I'm trying to start learning about manifold through Loring Tu's book. However, the first result has me somewhat confused. I was for the most part able to follow Lemma 1.4 which proves Taylor's theorem with remainder. However, I am confused as to how Tu was able to easily conclude $g_i(x)$ is in $C^\infty(U)$. Looking at its definition (see picture), it isn't clear to me why this is immediate true. The outer integral "blocking" the smooth function $f$ is what concerns me.
I am convinced from equation 1.1 $$ f(x) = f(p) + \sum (x^i - p^i) g_i(x) $$ that the mixed partials of $g_i(x)$ must exist otherwise $f$ would not be in $C^\infty$. But, why must these mixed partials be continuous over $U$? After all, aren't there examples of partials existing at a point while not being continuous?

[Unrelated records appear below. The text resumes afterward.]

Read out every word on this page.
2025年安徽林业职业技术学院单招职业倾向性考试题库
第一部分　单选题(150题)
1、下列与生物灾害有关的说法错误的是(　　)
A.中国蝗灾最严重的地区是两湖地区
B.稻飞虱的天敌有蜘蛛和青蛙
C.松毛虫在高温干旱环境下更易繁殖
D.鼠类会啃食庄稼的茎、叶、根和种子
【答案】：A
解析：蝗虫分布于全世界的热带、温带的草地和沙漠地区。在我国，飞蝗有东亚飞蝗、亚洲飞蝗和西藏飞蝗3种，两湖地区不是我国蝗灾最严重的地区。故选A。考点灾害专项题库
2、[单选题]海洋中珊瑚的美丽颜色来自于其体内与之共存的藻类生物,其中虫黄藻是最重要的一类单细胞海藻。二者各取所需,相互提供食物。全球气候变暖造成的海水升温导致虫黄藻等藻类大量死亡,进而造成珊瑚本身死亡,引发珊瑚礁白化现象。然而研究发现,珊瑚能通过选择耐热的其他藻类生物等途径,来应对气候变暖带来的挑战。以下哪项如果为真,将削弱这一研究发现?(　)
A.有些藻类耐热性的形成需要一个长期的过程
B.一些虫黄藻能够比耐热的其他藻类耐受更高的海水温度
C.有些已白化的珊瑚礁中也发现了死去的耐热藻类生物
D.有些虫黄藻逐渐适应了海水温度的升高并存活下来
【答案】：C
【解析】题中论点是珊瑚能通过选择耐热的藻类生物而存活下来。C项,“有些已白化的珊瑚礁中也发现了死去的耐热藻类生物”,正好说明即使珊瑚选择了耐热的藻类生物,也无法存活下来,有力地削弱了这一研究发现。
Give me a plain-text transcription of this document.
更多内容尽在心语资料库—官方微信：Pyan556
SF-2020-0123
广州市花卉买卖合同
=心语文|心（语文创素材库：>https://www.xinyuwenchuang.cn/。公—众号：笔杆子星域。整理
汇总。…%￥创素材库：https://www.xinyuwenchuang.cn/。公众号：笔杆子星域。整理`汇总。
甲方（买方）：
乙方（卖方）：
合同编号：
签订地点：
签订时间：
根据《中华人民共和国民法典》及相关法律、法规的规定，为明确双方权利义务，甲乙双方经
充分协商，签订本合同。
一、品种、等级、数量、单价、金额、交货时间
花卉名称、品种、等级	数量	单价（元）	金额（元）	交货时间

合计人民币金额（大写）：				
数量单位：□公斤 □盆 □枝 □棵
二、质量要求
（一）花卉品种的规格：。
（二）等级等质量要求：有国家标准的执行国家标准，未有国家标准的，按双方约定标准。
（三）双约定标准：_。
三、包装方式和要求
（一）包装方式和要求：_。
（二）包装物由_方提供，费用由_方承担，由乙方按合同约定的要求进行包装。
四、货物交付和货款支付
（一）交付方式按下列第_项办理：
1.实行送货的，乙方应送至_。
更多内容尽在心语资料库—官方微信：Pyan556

I convinced myself that $g_i(x)$ is in fact in $C^\infty$ over $U$. The basic strategy I used involved first thinking about $\frac{\partial g_i}{\partial x^j}(x)$ which by Leibniz integral rule is $\int_0^1 \frac{\partial f}{\partial x^j \partial x^i}(p + t(x-p))dt$. Because $f$ is in $C^\infty$ over $U$, the integrand is also in $C^\infty$ over $U$. By repeatedly taking partial derivatives of $g_i$ and using Leibniz rule, we get a function of the form $G(x) = \int_0^1 F(p + t(x-p))dt$ where $F$ is in $C^\infty$ over $U$. By showing that $G(x)$ is continuous over $U$, it would effectively be proven that $g_i$ and all its mixed partials exist and are continuous over $U$.
Consider forming a closed box $B = [a_1, a_1'] \times \ldots \times [a_n, a_n']$ around $x \in U$, which exists as $U$ is open. Then form a "cone" $K = \{p + \lambda(b - p) \vert b \in B, \lambda \in [0,1]\}$ which lies entirely in $U$ as $U$ is star-shaped. The set $K$ is closed and bounded and thus compact. Because $F$ is continuous over $U$, $F$ is continuous over the compact set $K \subseteq U$ and is thus uniformly continuous over $K$.
Uniform continuity over $K$ implies that $$ \begin{align*} | G(x + \Delta x) - G(x) | &= \left \vert \int_0^1 F(p + t(x + \Delta x - p)) - F(p + t(x - p)) dt \right \vert \\ &\leq \int_0^1 | F(p + t(x + \Delta x - p)) - F(p + t(x - p))| dt \end{align*} $$ can be made arbitrarily small so long as $\Delta x$ has sufficiently small length proving continuity at $x$.